It's time for Japan to get serious about Pyongyang's nuclear threat
The Korean Peninsula is evolving into an acute security concern for Japan. Since the beginning of the year, North Korea has test-fired 21 ballistic missiles, two of which have landed in Japan's exclusive economic zone. There has also been a qualitative change in the missile program.
In June, for example, the North launched a Musudan missile that crossed the threshold of interception capabilities from Japan's Aegis destroyers in the Sea of Japan. This has exposed long-standing vulnerabilities in Japan's missile defense architecture and put more pressure on its land-based PAC-3 -- or Patriot -- batteries as a final line of defense.
In addition, Pyongyang is making steady progress on maturing its nuclear weapons program, stockpiling fissile material and perfecting miniaturization of a nuclear warhead. A credible delivery mechanism would raise the stakes further.
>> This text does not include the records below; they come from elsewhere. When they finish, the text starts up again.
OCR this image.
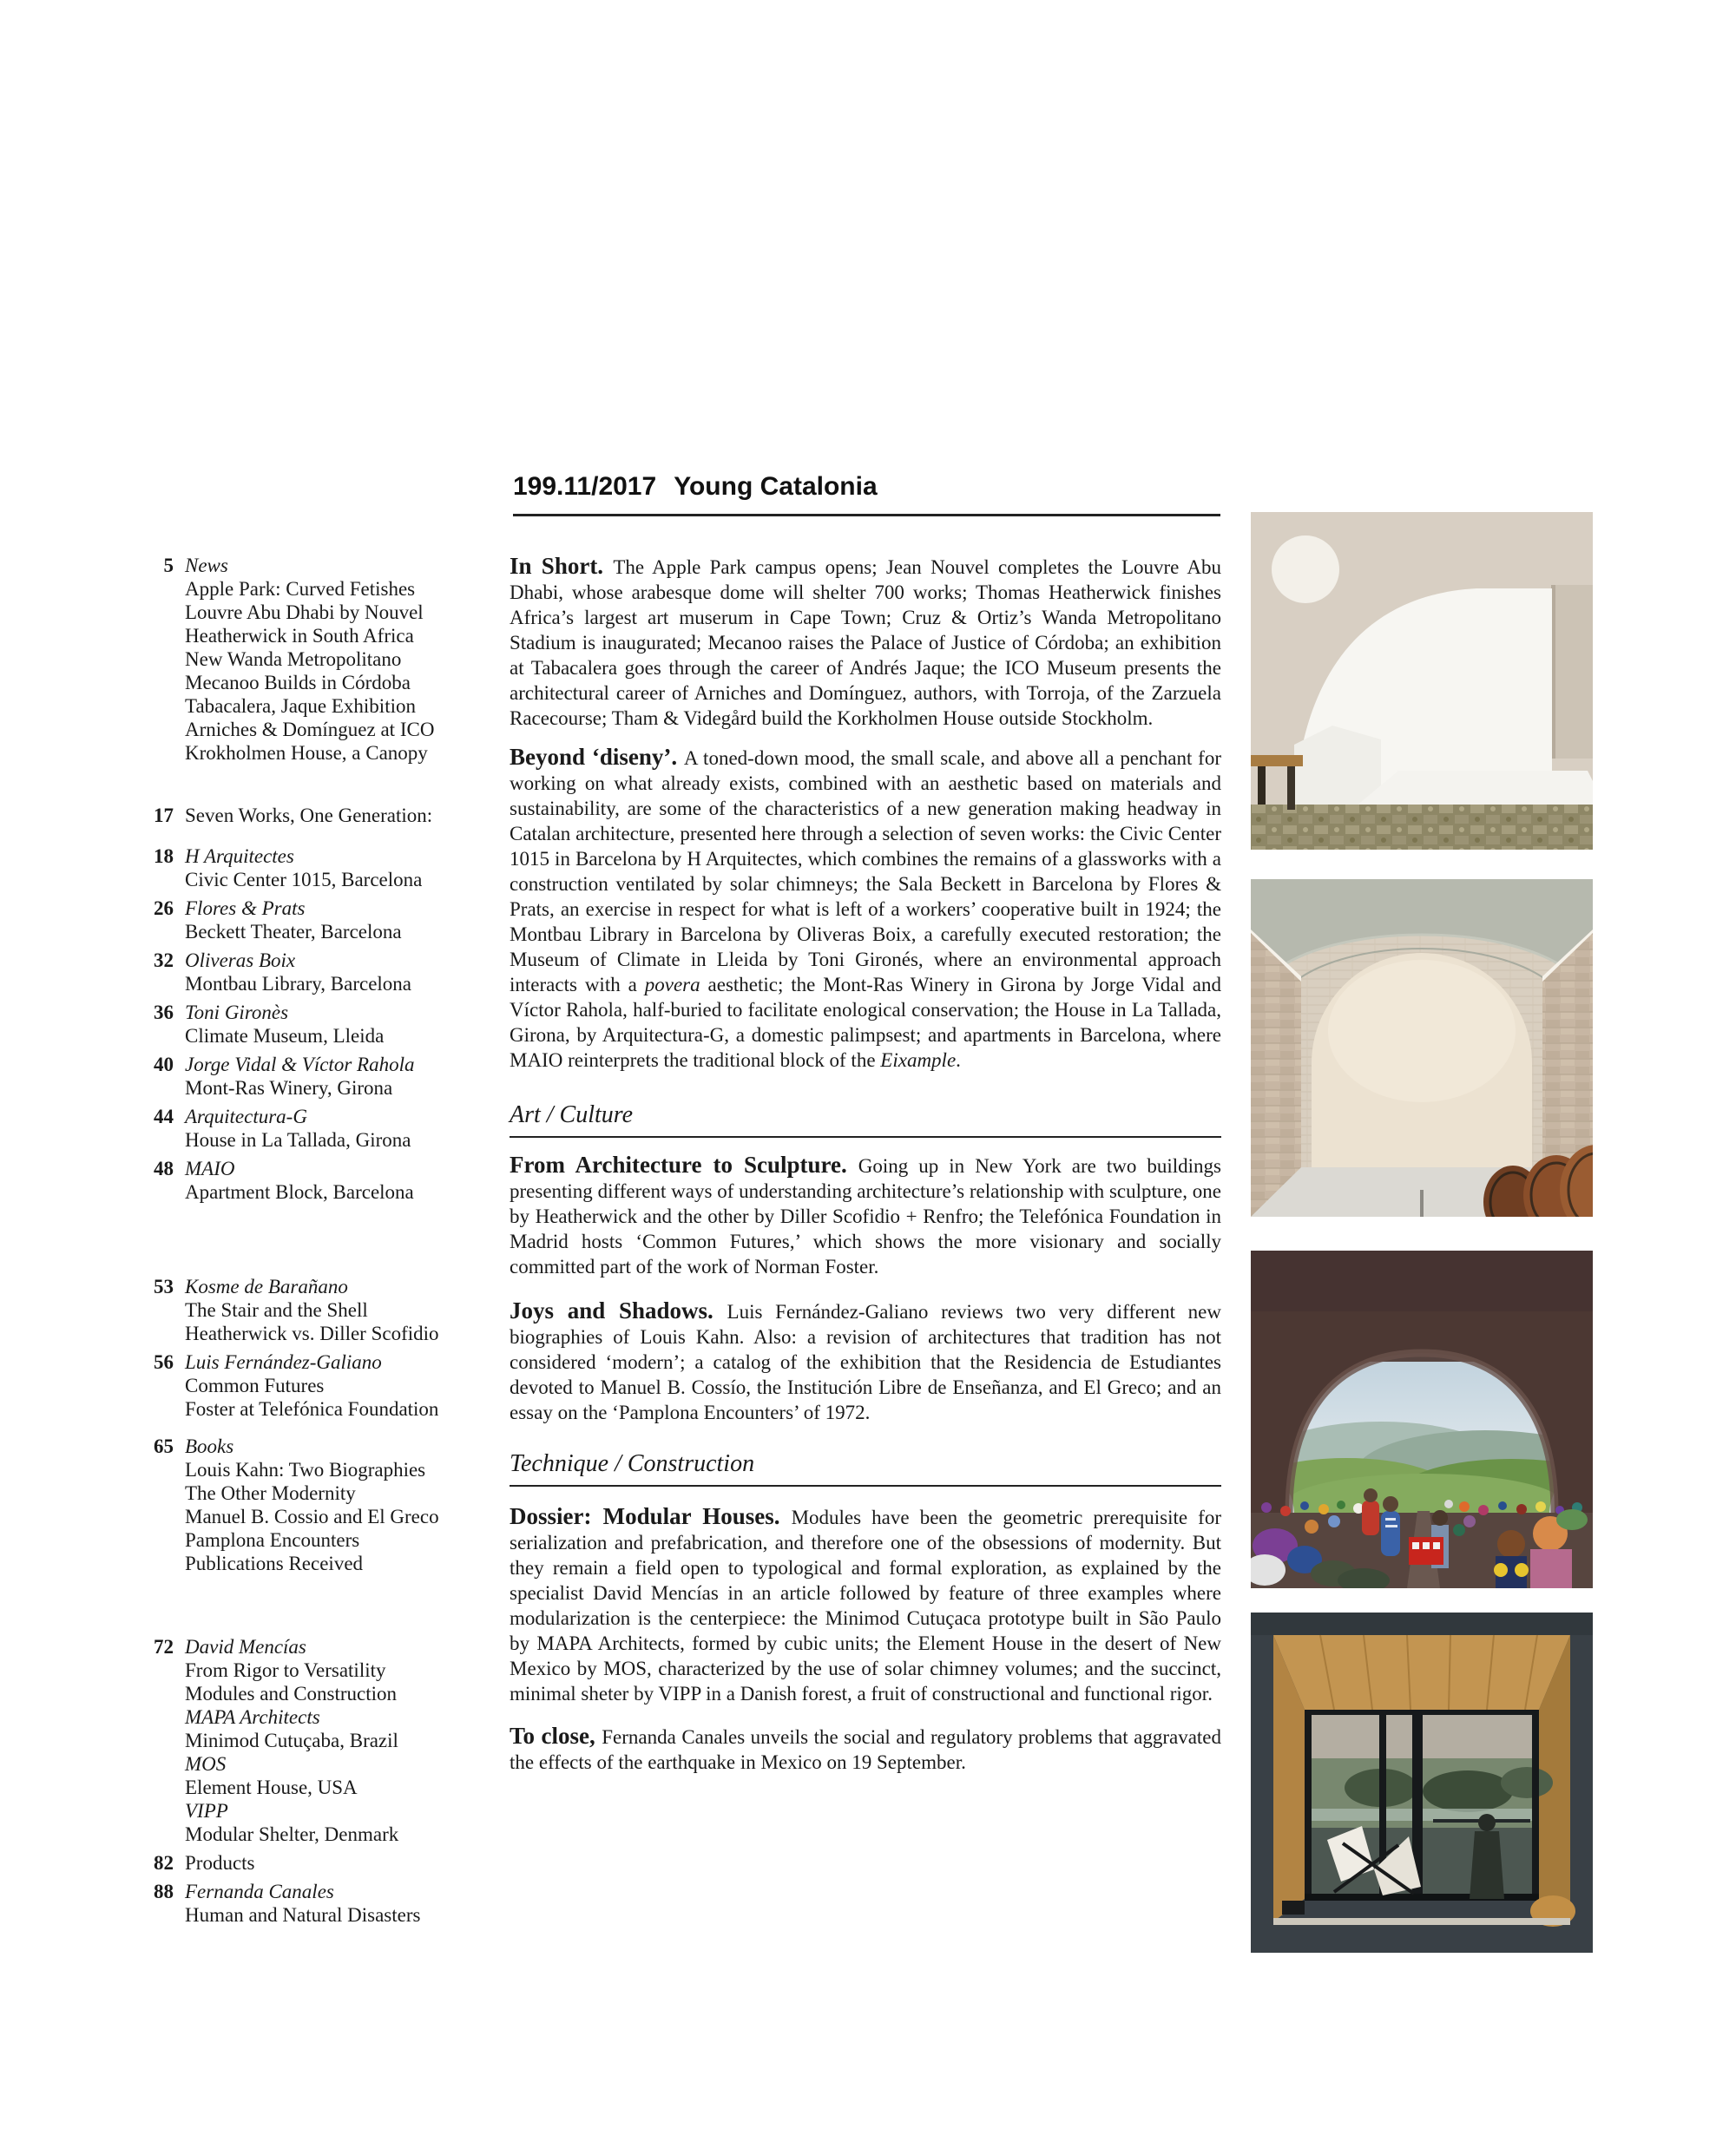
199.11/2017 Young Catalonia
5 News
Apple Park: Curved Fetishes
Louvre Abu Dhabi by Nouvel
Heatherwick in South Africa
New Wanda Metropolitano
Mecanoo Builds in Córdoba
Tabacalera, Jaque Exhibition
Arniches & Domínguez at ICO
Krokholmen House, a Canopy
17 Seven Works, One Generation:
18 H Arquitectes
Civic Center 1015, Barcelona
26 Flores & Prats
Beckett Theater, Barcelona
32 Oliveras Boix
Montbau Library, Barcelona
36 Toni Gironès
Climate Museum, Lleida
40 Jorge Vidal & Víctor Rahola
Mont-Ras Winery, Girona
44 Arquitectura-G
House in La Tallada, Girona
48 MAIO
Apartment Block, Barcelona
53 Kosme de Barañano
The Stair and the Shell
Heatherwick vs. Diller Scofidio
56 Luis Fernández-Galiano
Common Futures
Foster at Telefónica Foundation
65 Books
Louis Kahn: Two Biographies
The Other Modernity
Manuel B. Cossio and El Greco
Pamplona Encounters
Publications Received
72 David Mencías
From Rigor to Versatility
Modules and Construction
MAPA Architects
Minimod Cutuçaba, Brazil
MOS
Element House, USA
VIPP
Modular Shelter, Denmark
82 Products
88 Fernanda Canales
Human and Natural Disasters

In Short. The Apple Park campus opens; Jean Nouvel completes the Louvre Abu Dhabi, whose arabesque dome will shelter 700 works; Thomas Heatherwick finishes Africa’s largest art muserum in Cape Town; Cruz & Ortiz’s Wanda Metropolitano Stadium is inaugurated; Mecanoo raises the Palace of Justice of Córdoba; an exhibition at Tabacalera goes through the career of Andrés Jaque; the ICO Museum presents the architectural career of Arniches and Domínguez, authors, with Torroja, of the Zarzuela Racecourse; Tham & Videgård build the Korkholmen House outside Stockholm.

Beyond ‘diseny’. A toned-down mood, the small scale, and above all a penchant for working on what already exists, combined with an aesthetic based on materials and sustainability, are some of the characteristics of a new generation making headway in Catalan architecture, presented here through a selection of seven works: the Civic Center 1015 in Barcelona by H Arquitectes, which combines the remains of a glassworks with a construction ventilated by solar chimneys; the Sala Beckett in Barcelona by Flores & Prats, an exercise in respect for what is left of a workers’ cooperative built in 1924; the Montbau Library in Barcelona by Oliveras Boix, a carefully executed restoration; the Museum of Climate in Lleida by Toni Gironés, where an environmental approach interacts with a povera aesthetic; the Mont-Ras Winery in Girona by Jorge Vidal and Víctor Rahola, half-buried to facilitate enological conservation; the House in La Tallada, Girona, by Arquitectura-G, a domestic palimpsest; and apartments in Barcelona, where MAIO reinterprets the traditional block of the Eixample.

Art / Culture

From Architecture to Sculpture. Going up in New York are two buildings presenting different ways of understanding architecture’s relationship with sculpture, one by Heatherwick and the other by Diller Scofidio + Renfro; the Telefónica Foundation in Madrid hosts ‘Common Futures,’ which shows the more visionary and socially committed part of the work of Norman Foster.

Joys and Shadows. Luis Fernández-Galiano reviews two very different new biographies of Louis Kahn. Also: a revision of architectures that tradition has not considered ‘modern’; a catalog of the exhibition that the Residencia de Estudiantes devoted to Manuel B. Cossío, the Institución Libre de Enseñanza, and El Greco; and an essay on the ‘Pamplona Encounters’ of 1972.

Technique / Construction

Dossier: Modular Houses. Modules have been the geometric prerequisite for serialization and prefabrication, and therefore one of the obsessions of modernity. But they remain a field open to typological and formal exploration, as explained by the specialist David Mencías in an article followed by feature of three examples where modularization is the centerpiece: the Minimod Cutuçaca prototype built in São Paulo by MAPA Architects, formed by cubic units; the Element House in the desert of New Mexico by MOS, characterized by the use of solar chimney volumes; and the succinct, minimal sheter by VIPP in a Danish forest, a fruit of constructional and functional rigor.

To close, Fernanda Canales unveils the social and regulatory problems that aggravated the effects of the earthquake in Mexico on 19 September.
Numerous sanctions have been imposed, but there has been little change in the thinking of North Korean leader Kim Jong Un. The Six-Party Talks, in which the U.S. was joined in discussions with the North by Japan, China, South Korea and Russia, are effectively dead because Pyongyang refuses to commit to denuclearization as a precondition for substantive negotiations.
Adding to this cocktail of strategic challenges for Japan is an ongoing row with the North over the fate of Japan's abductees -- 17 nationals kidnapped during the 1970s and 1980s.
How should Tokyo mitigate these security risks? First, Japan must ensure that its defensive capabilities are sufficient to ward off the North's threats, including nuclear blackmail. The top priority should be to fast-track improvements to the SM-3 missile defense batteries deployed on the Aegis destroyers.
Tokyo should also talk to the U.S. about the deployment of the Terminal High Altitude Area Defense system in Japan. THAAD is slated to be deployed in South Korea, despite strong protests from China, sometime in the coming year. THAAD could provide Japan with a third layer of ballistic missile defense alongside its Aegis and PAC-3 capabilities.
Second, Tokyo needs to press forward on trilateral cooperation with the U.S. and South Korea. This has been progressing quite well recently because of the political detente between Seoul and Tokyo and the pressing need created by the North's string of provocations. The three sides should ramp up coordination on information sharing and hold more frequent military exercises. They should also begin tangible discussions on an effective regional missile defense strategy.
Third, Tokyo needs to complement its trilateral efforts with a separate -- but linked -- bilateral channel to Seoul. This should include the completion of negotiations on a General Security of Military Information Agreement and an Acquisition and Cross-Servicing Arrangement, which would facilitate greater support for Japan in areas such as fuel and ammunition supplies. The two sides should also hold more frequent naval exercises and discuss regional missile defense.
Fourth, Tokyo should coordinate with Seoul and Washington on pushing for sanctions with greater bite -- including penalties for banks that deal with North Korea. The sanctions might not pass the U.N. Security Council because of Chinese opposition, but the three sides can work toward multilateral sanctions that would further tighten the screws on the North.
Meanwhile, Japan should consider balancing this with an opening for Pyongyang to return to the negotiating table. Washington and its allies have withdrawn incentives for North Korea to talk because of a trust deficit. But pressure and coercion alone will not lead to denuclearization.
Jonathan Berkshire Miller is a fellow specializing in East Asia at the EastWest Institute, an organization focused on conflict resolution, in New York.